Ari Aster ha creado la versión judía de Bardo y esto se evidencia en una escena de nacimiento donde vemos la perspectiva del pequeño Beau, como en otra excesiva compra de Netflix que aspiraba al prestigio pero se hundió: Blonde (2022), de Andrew Dominik. Lo que liga a Beau is afraid con Bardo es la desesperanza que, en el caso de Aster, termina la escena en gritos y arrepentimiento materno, mientras que en González Iñárritu lleva a un bebé a regresarse al útero. Ambas son la clase de película que la prensa estadounidense se acelera en llamar surreal, aunque el surrealismo evadió la significación porque su origen marxista le exigía sabotear los significados del arte burgués hasta que las obras del movimiento acabaron siendo inversiones estratosféricas. Es más apropiado hablar, insisto, de un sueño freudiano en ambos casos, afectado seriamente por las muchas e incoherentes vueltas narrativas.
El periplo de Beau no solo abarca la maternidad sino la mentira del suburbio feliz, habitado, como el de Hereditary (2018), por hermanas malévolas y madres rabiosas, adicionado ahora con veteranos desequilibrados por las incursiones militares de Estados Unidos. La ciudad, mientras tanto, es un lugar de enajenación; el judaísmo, una cultura abrumadora para la individualidad, y el bosque un lugar de encuentro con la otra orilla que, si en las demás películas de Ari Aster se manifestaba en la forma de cultos diabólicos, aquí se aparece como un teatro itinerante donde el protagonista encuentra narradas sus vivencias y su futuro. El ático sigue siendo un lugar de encuentro con revelaciones perversas. Sería injusto atacar a Aster por regresar a sus temas y motivos —F. Scott Fitzgerald pensaba que todo narrador contaba siempre la misma historia— pero sus errores típicos, que se resumen en el intento de abarcar demasiado y sin mucha coherencia, se repiten a mayor escala en Beau is afraid. En otros momentos la película repite lo que ya han explorado otros.
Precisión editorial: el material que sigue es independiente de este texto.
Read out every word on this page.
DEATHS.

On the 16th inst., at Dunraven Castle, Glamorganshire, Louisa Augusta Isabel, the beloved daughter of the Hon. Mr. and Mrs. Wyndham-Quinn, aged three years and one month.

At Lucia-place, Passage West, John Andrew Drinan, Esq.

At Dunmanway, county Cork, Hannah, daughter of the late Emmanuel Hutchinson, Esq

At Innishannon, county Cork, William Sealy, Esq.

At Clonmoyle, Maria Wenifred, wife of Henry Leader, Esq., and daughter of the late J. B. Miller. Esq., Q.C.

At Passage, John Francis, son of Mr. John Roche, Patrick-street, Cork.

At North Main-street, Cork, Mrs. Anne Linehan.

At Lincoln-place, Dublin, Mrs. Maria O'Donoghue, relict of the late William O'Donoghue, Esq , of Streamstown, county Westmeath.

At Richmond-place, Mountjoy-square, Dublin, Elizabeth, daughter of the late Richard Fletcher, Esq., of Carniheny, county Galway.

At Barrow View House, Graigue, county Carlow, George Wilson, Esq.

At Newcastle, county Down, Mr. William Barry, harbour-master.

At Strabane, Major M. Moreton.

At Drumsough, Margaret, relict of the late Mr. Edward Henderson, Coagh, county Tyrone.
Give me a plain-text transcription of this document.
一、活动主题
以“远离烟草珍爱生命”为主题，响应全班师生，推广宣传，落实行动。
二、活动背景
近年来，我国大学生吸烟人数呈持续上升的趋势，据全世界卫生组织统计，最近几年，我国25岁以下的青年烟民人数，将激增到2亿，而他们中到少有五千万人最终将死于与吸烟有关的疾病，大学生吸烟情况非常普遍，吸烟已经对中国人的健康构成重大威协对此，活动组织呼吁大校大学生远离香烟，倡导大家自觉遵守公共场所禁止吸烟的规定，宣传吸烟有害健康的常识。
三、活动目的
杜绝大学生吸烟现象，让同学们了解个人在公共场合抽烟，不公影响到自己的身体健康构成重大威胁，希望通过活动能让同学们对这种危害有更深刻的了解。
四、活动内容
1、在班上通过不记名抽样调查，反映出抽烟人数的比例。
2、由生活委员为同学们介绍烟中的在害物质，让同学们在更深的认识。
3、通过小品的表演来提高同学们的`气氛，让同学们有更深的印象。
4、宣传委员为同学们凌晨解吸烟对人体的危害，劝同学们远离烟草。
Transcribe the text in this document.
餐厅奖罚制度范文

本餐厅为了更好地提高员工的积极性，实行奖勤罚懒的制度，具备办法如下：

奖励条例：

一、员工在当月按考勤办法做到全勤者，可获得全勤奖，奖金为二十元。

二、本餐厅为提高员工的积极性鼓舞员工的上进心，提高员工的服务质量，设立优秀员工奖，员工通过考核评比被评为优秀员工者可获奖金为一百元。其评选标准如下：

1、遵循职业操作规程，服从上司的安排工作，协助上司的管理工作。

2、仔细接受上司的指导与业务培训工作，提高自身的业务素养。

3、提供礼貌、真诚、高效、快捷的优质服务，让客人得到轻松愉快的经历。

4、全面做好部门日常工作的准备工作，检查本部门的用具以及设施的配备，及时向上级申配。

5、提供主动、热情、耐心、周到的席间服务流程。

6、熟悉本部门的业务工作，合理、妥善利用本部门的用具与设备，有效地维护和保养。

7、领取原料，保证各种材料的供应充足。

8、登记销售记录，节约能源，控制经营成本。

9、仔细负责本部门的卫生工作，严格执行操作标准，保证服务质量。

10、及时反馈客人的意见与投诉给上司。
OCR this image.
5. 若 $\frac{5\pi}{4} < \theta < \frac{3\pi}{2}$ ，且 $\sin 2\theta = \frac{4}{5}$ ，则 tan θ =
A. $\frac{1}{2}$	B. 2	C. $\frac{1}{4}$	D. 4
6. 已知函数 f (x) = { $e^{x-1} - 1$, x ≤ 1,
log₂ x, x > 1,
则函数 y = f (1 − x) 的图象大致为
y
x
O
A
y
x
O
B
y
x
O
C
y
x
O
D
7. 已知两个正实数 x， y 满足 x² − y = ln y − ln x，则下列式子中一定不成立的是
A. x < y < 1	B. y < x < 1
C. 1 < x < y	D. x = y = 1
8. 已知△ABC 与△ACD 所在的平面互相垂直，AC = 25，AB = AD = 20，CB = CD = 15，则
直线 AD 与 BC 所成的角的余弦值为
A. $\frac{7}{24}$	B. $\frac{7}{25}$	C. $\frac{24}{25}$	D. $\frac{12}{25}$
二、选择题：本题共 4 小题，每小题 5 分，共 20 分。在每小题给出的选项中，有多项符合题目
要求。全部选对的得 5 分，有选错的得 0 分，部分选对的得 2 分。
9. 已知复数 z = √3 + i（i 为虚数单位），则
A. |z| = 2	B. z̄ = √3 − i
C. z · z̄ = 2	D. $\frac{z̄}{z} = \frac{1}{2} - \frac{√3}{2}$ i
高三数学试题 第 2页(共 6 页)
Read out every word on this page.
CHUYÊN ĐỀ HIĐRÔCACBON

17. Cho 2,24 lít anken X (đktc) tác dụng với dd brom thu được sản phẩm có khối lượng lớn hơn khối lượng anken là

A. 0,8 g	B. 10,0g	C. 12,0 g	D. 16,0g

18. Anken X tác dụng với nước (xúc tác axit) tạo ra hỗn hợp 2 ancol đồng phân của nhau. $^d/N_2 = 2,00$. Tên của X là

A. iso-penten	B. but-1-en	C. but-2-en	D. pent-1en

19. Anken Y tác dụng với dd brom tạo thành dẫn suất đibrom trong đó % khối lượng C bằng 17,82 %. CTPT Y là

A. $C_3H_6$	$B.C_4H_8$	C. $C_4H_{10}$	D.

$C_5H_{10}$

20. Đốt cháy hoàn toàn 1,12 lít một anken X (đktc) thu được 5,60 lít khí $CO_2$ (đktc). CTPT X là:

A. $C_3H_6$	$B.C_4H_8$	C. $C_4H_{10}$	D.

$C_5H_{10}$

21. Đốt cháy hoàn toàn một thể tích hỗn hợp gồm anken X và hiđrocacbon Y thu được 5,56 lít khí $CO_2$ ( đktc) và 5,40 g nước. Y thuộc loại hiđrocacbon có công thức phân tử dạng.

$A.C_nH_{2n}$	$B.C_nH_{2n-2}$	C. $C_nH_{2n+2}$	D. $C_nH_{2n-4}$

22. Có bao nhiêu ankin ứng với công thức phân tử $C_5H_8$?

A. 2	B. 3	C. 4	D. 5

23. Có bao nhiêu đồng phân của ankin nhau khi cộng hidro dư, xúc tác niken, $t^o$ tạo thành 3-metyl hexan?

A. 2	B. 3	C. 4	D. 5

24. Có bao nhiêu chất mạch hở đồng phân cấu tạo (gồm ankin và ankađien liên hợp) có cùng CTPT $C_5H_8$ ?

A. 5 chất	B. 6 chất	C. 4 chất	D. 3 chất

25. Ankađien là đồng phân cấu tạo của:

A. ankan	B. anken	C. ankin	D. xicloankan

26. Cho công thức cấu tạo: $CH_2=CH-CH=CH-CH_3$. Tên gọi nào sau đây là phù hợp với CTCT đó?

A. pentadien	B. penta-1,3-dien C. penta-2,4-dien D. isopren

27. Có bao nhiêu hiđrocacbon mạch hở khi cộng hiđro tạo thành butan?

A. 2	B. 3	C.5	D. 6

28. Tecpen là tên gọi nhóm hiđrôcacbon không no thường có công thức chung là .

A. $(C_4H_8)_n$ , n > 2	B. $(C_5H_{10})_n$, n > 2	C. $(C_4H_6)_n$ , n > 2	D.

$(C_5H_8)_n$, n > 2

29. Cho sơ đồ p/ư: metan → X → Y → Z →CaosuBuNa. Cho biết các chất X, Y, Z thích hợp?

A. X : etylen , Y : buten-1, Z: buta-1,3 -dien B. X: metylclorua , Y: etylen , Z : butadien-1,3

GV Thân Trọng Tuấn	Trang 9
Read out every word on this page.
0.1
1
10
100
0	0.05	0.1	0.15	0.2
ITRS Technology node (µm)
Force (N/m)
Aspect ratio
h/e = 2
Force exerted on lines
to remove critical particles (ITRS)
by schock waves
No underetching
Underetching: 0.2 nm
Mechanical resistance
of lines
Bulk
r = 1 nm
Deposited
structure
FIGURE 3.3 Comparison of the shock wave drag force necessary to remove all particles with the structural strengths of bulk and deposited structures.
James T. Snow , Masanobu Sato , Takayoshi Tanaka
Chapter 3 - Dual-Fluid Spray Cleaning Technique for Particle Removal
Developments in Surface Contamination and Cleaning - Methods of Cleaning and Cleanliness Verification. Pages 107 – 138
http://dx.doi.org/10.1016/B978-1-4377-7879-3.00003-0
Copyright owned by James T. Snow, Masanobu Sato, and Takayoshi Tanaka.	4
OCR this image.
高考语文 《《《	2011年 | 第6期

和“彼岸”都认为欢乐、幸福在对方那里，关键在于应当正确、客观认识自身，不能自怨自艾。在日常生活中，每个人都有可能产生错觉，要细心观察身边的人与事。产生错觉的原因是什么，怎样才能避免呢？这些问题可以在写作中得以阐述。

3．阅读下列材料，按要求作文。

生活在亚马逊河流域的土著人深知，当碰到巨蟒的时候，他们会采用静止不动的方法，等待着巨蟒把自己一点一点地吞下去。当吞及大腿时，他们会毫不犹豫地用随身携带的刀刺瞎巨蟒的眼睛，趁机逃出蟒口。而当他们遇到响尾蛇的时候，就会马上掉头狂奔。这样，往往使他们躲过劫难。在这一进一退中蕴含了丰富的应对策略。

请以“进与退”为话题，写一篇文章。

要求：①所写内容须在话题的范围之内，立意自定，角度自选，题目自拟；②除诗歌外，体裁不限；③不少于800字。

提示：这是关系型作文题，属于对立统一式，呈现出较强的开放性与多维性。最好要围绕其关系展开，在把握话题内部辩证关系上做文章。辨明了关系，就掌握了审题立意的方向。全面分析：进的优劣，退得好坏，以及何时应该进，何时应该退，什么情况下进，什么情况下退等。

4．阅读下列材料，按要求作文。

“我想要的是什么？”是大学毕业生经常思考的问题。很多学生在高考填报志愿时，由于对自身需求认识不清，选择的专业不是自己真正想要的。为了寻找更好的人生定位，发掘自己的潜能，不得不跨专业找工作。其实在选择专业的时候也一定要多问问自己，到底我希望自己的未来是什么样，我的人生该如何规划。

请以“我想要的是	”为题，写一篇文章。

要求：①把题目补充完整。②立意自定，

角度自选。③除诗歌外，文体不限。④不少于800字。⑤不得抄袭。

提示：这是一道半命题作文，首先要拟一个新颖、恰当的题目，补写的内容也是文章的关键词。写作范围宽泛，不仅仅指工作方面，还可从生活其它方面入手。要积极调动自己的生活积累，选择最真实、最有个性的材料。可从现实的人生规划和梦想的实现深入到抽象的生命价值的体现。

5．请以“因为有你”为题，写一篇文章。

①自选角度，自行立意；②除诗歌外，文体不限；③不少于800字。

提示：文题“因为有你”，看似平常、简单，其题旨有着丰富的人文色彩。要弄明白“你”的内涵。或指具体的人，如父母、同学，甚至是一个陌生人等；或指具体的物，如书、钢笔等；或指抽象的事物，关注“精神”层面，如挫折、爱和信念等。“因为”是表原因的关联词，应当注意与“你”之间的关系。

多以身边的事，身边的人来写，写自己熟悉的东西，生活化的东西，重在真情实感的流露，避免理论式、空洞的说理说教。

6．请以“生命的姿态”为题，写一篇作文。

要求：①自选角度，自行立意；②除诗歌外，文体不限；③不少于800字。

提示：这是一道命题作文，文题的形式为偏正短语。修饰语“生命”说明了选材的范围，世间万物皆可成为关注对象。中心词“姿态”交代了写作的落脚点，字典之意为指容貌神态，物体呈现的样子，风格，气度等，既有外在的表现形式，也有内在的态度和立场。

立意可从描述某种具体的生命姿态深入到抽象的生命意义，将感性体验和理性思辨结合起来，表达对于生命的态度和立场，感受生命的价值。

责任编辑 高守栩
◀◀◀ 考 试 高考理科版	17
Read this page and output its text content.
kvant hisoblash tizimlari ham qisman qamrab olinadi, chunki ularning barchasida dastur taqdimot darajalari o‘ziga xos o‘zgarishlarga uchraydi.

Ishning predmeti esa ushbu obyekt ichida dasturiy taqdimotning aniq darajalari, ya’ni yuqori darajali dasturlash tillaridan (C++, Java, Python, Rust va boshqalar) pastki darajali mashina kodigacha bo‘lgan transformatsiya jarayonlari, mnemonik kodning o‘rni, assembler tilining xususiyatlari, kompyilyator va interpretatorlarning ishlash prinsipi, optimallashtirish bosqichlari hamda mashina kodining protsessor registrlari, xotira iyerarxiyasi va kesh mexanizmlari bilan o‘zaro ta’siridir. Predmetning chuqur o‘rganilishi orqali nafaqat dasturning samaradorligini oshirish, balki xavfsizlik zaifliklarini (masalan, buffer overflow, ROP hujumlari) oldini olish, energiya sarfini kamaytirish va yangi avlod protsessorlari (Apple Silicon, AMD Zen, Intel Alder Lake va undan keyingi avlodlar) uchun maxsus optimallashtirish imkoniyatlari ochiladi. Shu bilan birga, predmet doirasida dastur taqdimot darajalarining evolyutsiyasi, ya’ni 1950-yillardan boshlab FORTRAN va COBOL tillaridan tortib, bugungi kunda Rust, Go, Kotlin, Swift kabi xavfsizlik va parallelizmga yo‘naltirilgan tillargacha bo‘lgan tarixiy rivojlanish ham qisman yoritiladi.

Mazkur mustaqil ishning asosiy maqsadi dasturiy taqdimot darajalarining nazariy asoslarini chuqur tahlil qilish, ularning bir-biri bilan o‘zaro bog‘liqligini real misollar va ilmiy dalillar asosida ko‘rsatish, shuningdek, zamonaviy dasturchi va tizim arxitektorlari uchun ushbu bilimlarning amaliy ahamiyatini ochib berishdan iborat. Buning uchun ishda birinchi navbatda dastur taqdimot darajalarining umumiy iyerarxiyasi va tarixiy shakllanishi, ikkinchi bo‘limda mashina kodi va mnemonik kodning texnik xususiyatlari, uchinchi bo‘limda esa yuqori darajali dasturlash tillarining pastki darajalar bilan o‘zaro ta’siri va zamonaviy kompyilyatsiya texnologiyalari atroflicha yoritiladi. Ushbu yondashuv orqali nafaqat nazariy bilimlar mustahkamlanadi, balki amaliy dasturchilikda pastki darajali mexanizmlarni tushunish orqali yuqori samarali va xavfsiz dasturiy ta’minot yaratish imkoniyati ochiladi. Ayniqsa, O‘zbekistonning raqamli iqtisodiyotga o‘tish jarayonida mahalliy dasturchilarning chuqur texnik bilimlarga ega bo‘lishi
Lo de Bardo puede ser coincidencia pero una escena de juicio en la que todos los argumentos de Beau son usados en su contra, parece recrear el tribunal de Pink Floyd – The Wall (1982), de Roger Waters —el verdadero autor, aunque no dirigió— y Alan Parker. Esa imaginación que no deja de volver al pasado para encontrar tierra firme, seguridad, como la que busca Beau, es la que somete a Aster, a González Iñárritu, a Chazelle y a sus productoras y distribuidoras a hacer solamente derivados de otras filmografías. El crítico literario Harold Bloom asumía, también bajo la influencia freudiana, que la lucha del poeta era construir su obra desde sus figuras paternas y forcejear por encontrar su identidad propia. El conservadurismo de Bloom le impedía pensar que la tradición podría ser reinventada, pero los poetas y los cineastas de más importancia son los que logran una operación que preserva y destruye —o perfecciona—simultáneamente. Ari Aster y sus colegas se quedan en la sola preservación, en el respeto al padre —en este caso la madre— y a la norma visual contemporánea, y demuelen los mitos publicitarios a su alrededor: nada de lo que hacen es insólito.